Session Description:
Discover how four essential domains: Spirit, Science, Action, and Return work together to create a synergistic cycle of positive transformation. This introductory session will unpack how these powerful frameworks can uncover the positive that already exists in your community, identify the gaps and misperceptions around healthy norms, and use that information to further build on protective factors, attitudes, and behaviors to increase health and safety. These frameworks will revolutionize your approach to prevention by infusing it with hope! Throughout this session, you’ll explore and reflect on integrating hope and norms into your work to increase engagement, correct misperceptions of norms, and reduce stigma.

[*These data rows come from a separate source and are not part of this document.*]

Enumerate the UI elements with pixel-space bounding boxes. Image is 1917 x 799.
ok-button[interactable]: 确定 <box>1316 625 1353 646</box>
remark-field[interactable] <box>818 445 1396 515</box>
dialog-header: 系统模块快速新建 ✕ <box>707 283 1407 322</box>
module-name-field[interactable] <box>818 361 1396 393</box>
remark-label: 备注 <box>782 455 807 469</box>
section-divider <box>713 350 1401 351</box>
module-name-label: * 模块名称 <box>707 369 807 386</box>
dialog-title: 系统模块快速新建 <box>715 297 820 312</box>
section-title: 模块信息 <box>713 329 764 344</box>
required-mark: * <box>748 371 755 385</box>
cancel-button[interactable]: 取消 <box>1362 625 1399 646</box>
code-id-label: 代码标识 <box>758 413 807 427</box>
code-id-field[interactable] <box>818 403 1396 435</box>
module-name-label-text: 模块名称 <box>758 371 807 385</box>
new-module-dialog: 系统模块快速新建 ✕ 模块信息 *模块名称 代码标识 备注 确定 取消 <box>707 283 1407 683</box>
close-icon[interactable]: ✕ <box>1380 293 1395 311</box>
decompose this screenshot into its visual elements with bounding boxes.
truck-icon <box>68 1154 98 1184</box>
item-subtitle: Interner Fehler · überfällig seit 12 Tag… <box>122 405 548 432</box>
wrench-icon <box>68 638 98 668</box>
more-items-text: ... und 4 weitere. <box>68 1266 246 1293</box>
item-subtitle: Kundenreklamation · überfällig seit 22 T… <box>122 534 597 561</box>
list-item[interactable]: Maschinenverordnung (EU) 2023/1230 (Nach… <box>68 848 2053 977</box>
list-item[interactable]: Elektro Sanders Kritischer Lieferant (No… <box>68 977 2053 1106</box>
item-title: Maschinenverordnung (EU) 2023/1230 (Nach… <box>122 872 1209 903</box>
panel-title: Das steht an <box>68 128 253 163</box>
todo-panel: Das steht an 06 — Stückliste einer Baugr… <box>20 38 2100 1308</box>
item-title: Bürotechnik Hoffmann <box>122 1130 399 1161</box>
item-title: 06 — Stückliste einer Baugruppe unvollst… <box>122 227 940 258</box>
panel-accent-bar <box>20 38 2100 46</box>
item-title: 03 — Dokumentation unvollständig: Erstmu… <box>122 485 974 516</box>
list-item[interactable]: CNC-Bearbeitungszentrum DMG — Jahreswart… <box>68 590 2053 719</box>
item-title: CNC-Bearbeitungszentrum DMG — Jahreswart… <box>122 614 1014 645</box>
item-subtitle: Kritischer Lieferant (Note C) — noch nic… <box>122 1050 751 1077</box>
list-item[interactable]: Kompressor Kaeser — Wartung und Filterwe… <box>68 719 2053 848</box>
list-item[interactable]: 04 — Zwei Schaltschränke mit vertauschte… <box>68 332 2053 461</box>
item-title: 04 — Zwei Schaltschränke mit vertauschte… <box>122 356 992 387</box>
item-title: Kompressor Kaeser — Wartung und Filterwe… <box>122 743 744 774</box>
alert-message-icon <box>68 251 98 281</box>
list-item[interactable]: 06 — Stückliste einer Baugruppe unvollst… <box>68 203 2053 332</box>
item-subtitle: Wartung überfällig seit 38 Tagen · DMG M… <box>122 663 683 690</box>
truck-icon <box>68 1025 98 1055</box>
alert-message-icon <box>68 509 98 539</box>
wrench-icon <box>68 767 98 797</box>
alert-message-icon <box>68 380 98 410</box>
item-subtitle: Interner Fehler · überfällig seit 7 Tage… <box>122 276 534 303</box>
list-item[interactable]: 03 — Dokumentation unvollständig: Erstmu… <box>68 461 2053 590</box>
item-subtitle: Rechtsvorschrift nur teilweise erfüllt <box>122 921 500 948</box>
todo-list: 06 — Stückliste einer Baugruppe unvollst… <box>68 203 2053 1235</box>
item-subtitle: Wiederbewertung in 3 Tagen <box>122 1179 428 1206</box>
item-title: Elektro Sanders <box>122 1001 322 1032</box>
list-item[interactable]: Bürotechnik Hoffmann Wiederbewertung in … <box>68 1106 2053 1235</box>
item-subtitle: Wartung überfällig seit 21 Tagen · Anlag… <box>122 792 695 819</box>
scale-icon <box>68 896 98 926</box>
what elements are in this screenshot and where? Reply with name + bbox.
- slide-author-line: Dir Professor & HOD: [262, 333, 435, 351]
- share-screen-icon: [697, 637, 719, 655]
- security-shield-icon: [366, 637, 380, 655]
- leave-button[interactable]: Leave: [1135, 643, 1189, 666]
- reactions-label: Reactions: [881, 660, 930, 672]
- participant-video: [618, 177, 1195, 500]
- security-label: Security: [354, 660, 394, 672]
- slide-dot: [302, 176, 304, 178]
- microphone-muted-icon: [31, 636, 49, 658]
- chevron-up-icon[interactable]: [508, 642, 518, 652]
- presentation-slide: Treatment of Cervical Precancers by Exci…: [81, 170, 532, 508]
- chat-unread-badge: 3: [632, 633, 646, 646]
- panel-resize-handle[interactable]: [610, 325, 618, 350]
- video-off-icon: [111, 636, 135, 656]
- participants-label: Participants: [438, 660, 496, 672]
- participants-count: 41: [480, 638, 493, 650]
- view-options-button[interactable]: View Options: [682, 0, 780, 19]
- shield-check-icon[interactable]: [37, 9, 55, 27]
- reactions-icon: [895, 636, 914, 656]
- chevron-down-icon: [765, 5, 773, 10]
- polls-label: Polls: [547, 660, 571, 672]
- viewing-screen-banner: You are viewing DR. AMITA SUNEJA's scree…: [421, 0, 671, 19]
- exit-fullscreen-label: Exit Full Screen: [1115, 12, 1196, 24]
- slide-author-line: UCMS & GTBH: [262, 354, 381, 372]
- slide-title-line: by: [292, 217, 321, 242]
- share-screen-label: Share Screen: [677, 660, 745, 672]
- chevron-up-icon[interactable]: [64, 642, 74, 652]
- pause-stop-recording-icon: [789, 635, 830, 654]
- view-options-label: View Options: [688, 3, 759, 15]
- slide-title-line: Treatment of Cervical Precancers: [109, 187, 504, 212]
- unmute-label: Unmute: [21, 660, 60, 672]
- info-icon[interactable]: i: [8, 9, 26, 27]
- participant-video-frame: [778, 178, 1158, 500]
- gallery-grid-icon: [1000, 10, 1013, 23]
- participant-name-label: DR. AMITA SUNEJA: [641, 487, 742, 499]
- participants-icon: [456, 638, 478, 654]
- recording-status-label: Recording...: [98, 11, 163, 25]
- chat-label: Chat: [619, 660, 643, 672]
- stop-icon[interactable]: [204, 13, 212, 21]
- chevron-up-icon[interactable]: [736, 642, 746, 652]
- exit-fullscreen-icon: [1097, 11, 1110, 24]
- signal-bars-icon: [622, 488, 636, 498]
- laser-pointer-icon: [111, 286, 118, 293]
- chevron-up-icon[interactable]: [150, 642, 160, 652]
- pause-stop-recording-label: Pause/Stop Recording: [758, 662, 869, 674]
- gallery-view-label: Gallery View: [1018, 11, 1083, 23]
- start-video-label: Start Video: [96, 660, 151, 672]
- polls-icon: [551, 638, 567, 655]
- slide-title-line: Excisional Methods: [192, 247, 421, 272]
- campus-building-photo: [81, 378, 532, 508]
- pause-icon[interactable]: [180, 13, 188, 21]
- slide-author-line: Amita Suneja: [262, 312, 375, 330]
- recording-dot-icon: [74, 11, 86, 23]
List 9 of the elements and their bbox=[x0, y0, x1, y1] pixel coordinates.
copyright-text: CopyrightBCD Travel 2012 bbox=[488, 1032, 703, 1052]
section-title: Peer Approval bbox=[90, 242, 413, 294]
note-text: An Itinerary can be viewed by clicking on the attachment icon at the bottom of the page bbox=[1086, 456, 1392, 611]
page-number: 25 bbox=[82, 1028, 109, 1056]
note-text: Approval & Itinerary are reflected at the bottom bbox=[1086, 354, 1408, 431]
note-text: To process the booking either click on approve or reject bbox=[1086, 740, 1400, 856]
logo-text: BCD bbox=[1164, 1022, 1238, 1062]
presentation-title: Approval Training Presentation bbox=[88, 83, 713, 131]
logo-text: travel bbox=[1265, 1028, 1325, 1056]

You’ll learn how the Positive Community Norms approach to prevention can be used to positively transform communities, workplaces, schools, families, and individuals on a wide range of health and safety issues including youth substance use, traffic safety, child maltreatment, suicide, and more. When we start to look at our community through this positive, hopeful lens, it has a profound impact on the questions we ask, the way we communicate about important issues, the stories we tell, and the ways in which we address health and safety. This inspiring keynote will bring new life, information, perspective, and energy to the important work you do in the community.